For a company that is directly responsible for climate change, net zero goals made after the earth has reached a tipping point are a bit too late.
At the end of the day, greenwashing is lying, or at the very least stretching the truth. Before consumers pieced together the deceptive marketing claims, it was a way for corporations to bide time and look more responsible than they actually are.
It can persuade people to choose one brand over another as a “lesser of two evils”, which is exactly what the company wants. But consumers might not be choosing the product that is actually the best, simply because the marketing of one is more persuasive.
Many times, the companies engaging in greenwashing are the ones that are acting in incredibly unsustainable ways. In addition to oil companies and bottled water, fast fashion companies and airlines are other big greenwashing perpetrators.
It is easy to fall victim to greenwashing but there are some things to keep your eyes peeled to spot a company’s attempts to trick you. If a chemical company or fossil fuel company is advertising its sustainable practices, take all of those with a grain of salt. Their businesses are inherently unsustainable and they could be pretending to switch toward a greener future.
The list below offers quick signs you can spot to see if a company is engaging in greenwashing.
A lot of greenwashing ads or practices are challenging to pinpoint, and that is by design. Looking back on examples from decades ago, like this video about double-hulled oil tankers, the greenwashing attempts are easy to spot. A double-hulled oil tanker reducing oil spills is a good thing, sure, but burning that oil never will be.
But examples like Hefty bags claiming that they are "designed to handle all types of recyclables" are harder to miss. You can read that green claim and think you are making an environmentally conscious choice, but really those words do not mean a thing. Plastic garbage bags cannot be recycled, and typically, recyclables need to be put in bins without bags at all.
Do your best to read every environmental claim with a bit of caution. Companies know that people care about sustainability, and sometimes it is quicker and easier to change up marketing language that makes consumers feel more eco-friendly than it is to change a company to be sustainable.
Tantree and Patagonia are two companies that practice green marketing, not greenwashing.
Any company that advertises sustainable practices or products is not necessarily greenwashing. Some companies genuinely do practice sustainability.
One way to tell is to look for B Corp Certifications, which is a third-party certification that companies need to apply to. To qualify for a B Corp Certification, you need to prove that your company's main intention is not profit. You must prove that your company balances a purpose, like sustainability, with profit.
Certain industries also have ways to ensure their products follow more rigor than competitors, like Marine Stewardship Certification for sustainable fishing. Use these types of certifications as a way to gauge if a company is being honest or not.
Some examples of sustainable marketing come from brands like Tentree and Patagonia. Tentree is a clothing brand that creates sustainable clothing options but also plants 10 trees for every item purchased.

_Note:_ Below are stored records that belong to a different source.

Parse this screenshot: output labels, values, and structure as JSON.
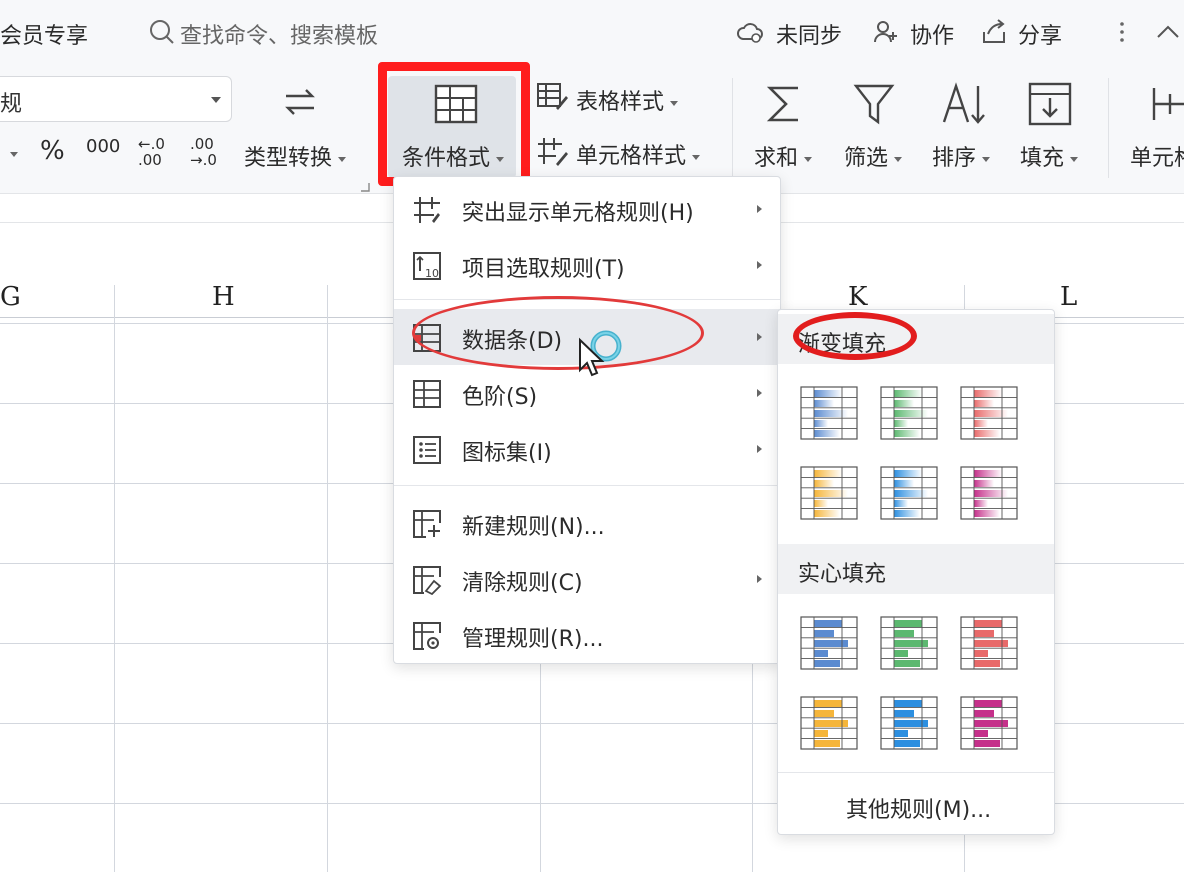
{
  "topbar": {
    "member_label": "会员专享",
    "search_placeholder": "查找命令、搜索模板",
    "sync_label": "未同步",
    "collab_label": "协作",
    "share_label": "分享"
  },
  "ribbon": {
    "number_format_value": "规",
    "percent_symbol": "%",
    "thousands_symbol": "000",
    "dec_increase": "←.0 .00",
    "dec_decrease": ".00 →.0",
    "type_convert": "类型转换",
    "conditional_format": "条件格式",
    "table_style": "表格样式",
    "cell_style": "单元格样式",
    "sum": "求和",
    "filter": "筛选",
    "sort": "排序",
    "fill": "填充",
    "cell": "单元格"
  },
  "sheet": {
    "columns": [
      "G",
      "H",
      "K",
      "L"
    ]
  },
  "menu": {
    "items": [
      {
        "label": "突出显示单元格规则(H)",
        "has_submenu": true,
        "icon": "highlight-rules-icon"
      },
      {
        "label": "项目选取规则(T)",
        "has_submenu": true,
        "icon": "top-rules-icon"
      },
      {
        "label": "数据条(D)",
        "has_submenu": true,
        "icon": "data-bar-icon",
        "highlighted": true
      },
      {
        "label": "色阶(S)",
        "has_submenu": true,
        "icon": "color-scale-icon"
      },
      {
        "label": "图标集(I)",
        "has_submenu": true,
        "icon": "icon-set-icon"
      },
      {
        "label": "新建规则(N)...",
        "has_submenu": false,
        "icon": "new-rule-icon"
      },
      {
        "label": "清除规则(C)",
        "has_submenu": true,
        "icon": "clear-rule-icon"
      },
      {
        "label": "管理规则(R)...",
        "has_submenu": false,
        "icon": "manage-rule-icon"
      }
    ]
  },
  "submenu": {
    "gradient_title": "渐变填充",
    "solid_title": "实心填充",
    "other_rules": "其他规则(M)...",
    "gradient_colors": [
      "#5b8bd0",
      "#5cb870",
      "#e86a6a",
      "#f5b53a",
      "#2d8fe0",
      "#c5308a"
    ],
    "solid_colors": [
      "#5b8bd0",
      "#5cb870",
      "#e86a6a",
      "#f5b53a",
      "#2d8fe0",
      "#c5308a"
    ]
  },
  "accent": {
    "annotation_red": "#ff1d1d"
  }
}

Patagonia is often cited as an example of green marketing, like its famous Do Not Buy This Jacket campaign. They also back up their sustainable commitments by repairing Patagonia items for little or no cost.
For as long as we exist in a society where consumption is necessary, we can do our best to buy options that are made consciously. Consumers who want to make a conscious switch away from fossil fuels and start using renewable energy can consider installing solar panels, which not only give you more energy independence and access to clean energy but can also save you money on your electricity bill.